Max shrugged. — Ingratiating then, he said, lowering the magazine from Stanley's hand, to turn another page, — there's nothing like the perfect control. . Max added and, having turned the page whose caption he was paraphrasing, went on, — There is a great sense of lucency and multiple perspective about these early Flemish. .
— The separate multiple consciousnesses of the. . things in these Flemish primitives, that is really the force and the flaw in these paintings, Otto said, — you might say, he added.
— What do you mean?
— Well, you might say that the thoroughness with which they feel obliged to recreate the atmosphere, and the. . these painters who aren't long on suggestion, but pile up perfection layer on layer, and the detail, it's… it becomes both the force and the flaw. .
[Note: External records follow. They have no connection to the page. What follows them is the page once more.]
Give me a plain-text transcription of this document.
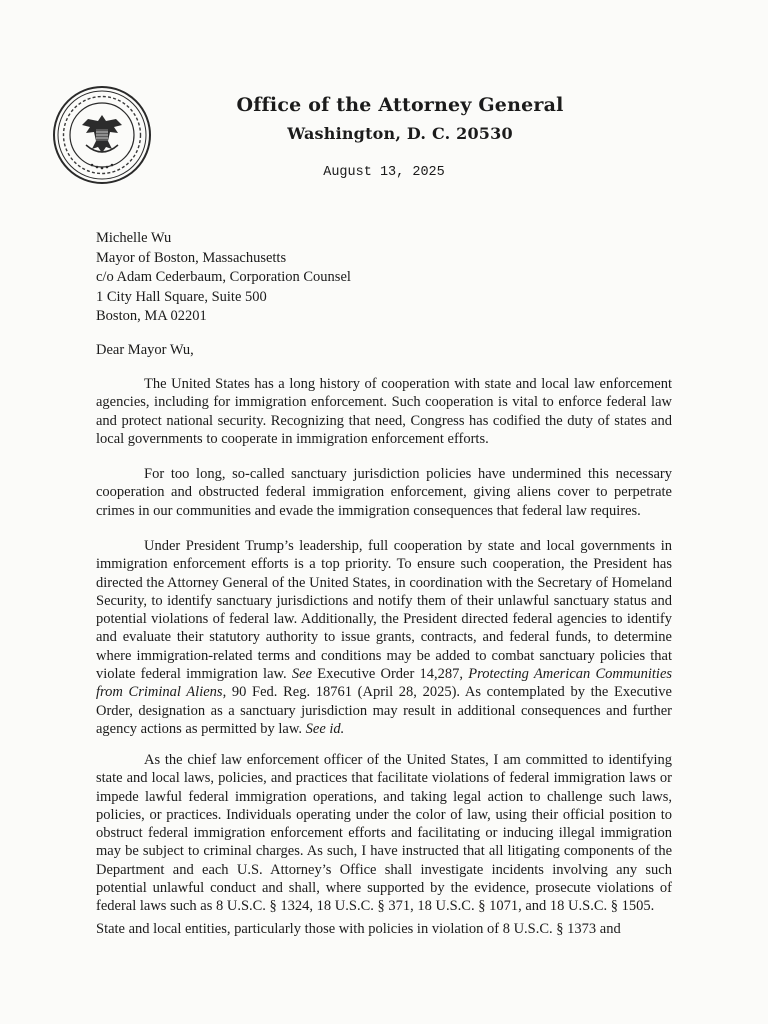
Office of the Attorney General
Washington, D. C. 20530
August 13, 2025
Michelle Wu
Mayor of Boston, Massachusetts
c/o Adam Cederbaum, Corporation Counsel
1 City Hall Square, Suite 500
Boston, MA 02201
Dear Mayor Wu,

The United States has a long history of cooperation with state and local law enforcement agencies, including for immigration enforcement. Such cooperation is vital to enforce federal law and protect national security. Recognizing that need, Congress has codified the duty of states and local governments to cooperate in immigration enforcement efforts.

For too long, so-called sanctuary jurisdiction policies have undermined this necessary cooperation and obstructed federal immigration enforcement, giving aliens cover to perpetrate crimes in our communities and evade the immigration consequences that federal law requires.

Under President Trump’s leadership, full cooperation by state and local governments in immigration enforcement efforts is a top priority. To ensure such cooperation, the President has directed the Attorney General of the United States, in coordination with the Secretary of Homeland Security, to identify sanctuary jurisdictions and notify them of their unlawful sanctuary status and potential violations of federal law. Additionally, the President directed federal agencies to identify and evaluate their statutory authority to issue grants, contracts, and federal funds, to determine where immigration-related terms and conditions may be added to combat sanctuary policies that violate federal immigration law. See Executive Order 14,287, Protecting American Communities from Criminal Aliens, 90 Fed. Reg. 18761 (April 28, 2025). As contemplated by the Executive Order, designation as a sanctuary jurisdiction may result in additional consequences and further agency actions as permitted by law. See id.

As the chief law enforcement officer of the United States, I am committed to identifying state and local laws, policies, and practices that facilitate violations of federal immigration laws or impede lawful federal immigration operations, and taking legal action to challenge such laws, policies, or practices. Individuals operating under the color of law, using their official position to obstruct federal immigration enforcement efforts and facilitating or inducing illegal immigration may be subject to criminal charges. As such, I have instructed that all litigating components of the Department and each U.S. Attorney’s Office shall investigate incidents involving any such potential unlawful conduct and shall, where supported by the evidence, prosecute violations of federal laws such as 8 U.S.C. § 1324, 18 U.S.C. § 371, 18 U.S.C. § 1071, and 18 U.S.C. § 1505.

State and local entities, particularly those with policies in violation of 8 U.S.C. § 1373 and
— Where'd you get that? Max asked him; and when he got no immediate answer, looked up. Otto looked down immediately, but his expression did not change: it was fixed, like the dull compulsive tone in his voice which had come to it when he interrupted. — Like a writer who can't help devoting as much care to a moment as to an hour… he went on, now slightly more hurriedly, his voice, like the anxiety mounting with slight stabs in his face, straining an automatic effort of memory whose fullness he could not grasp, but only repeat its thrusts. — The perfection. . Then he silenced, staring down ahead of him.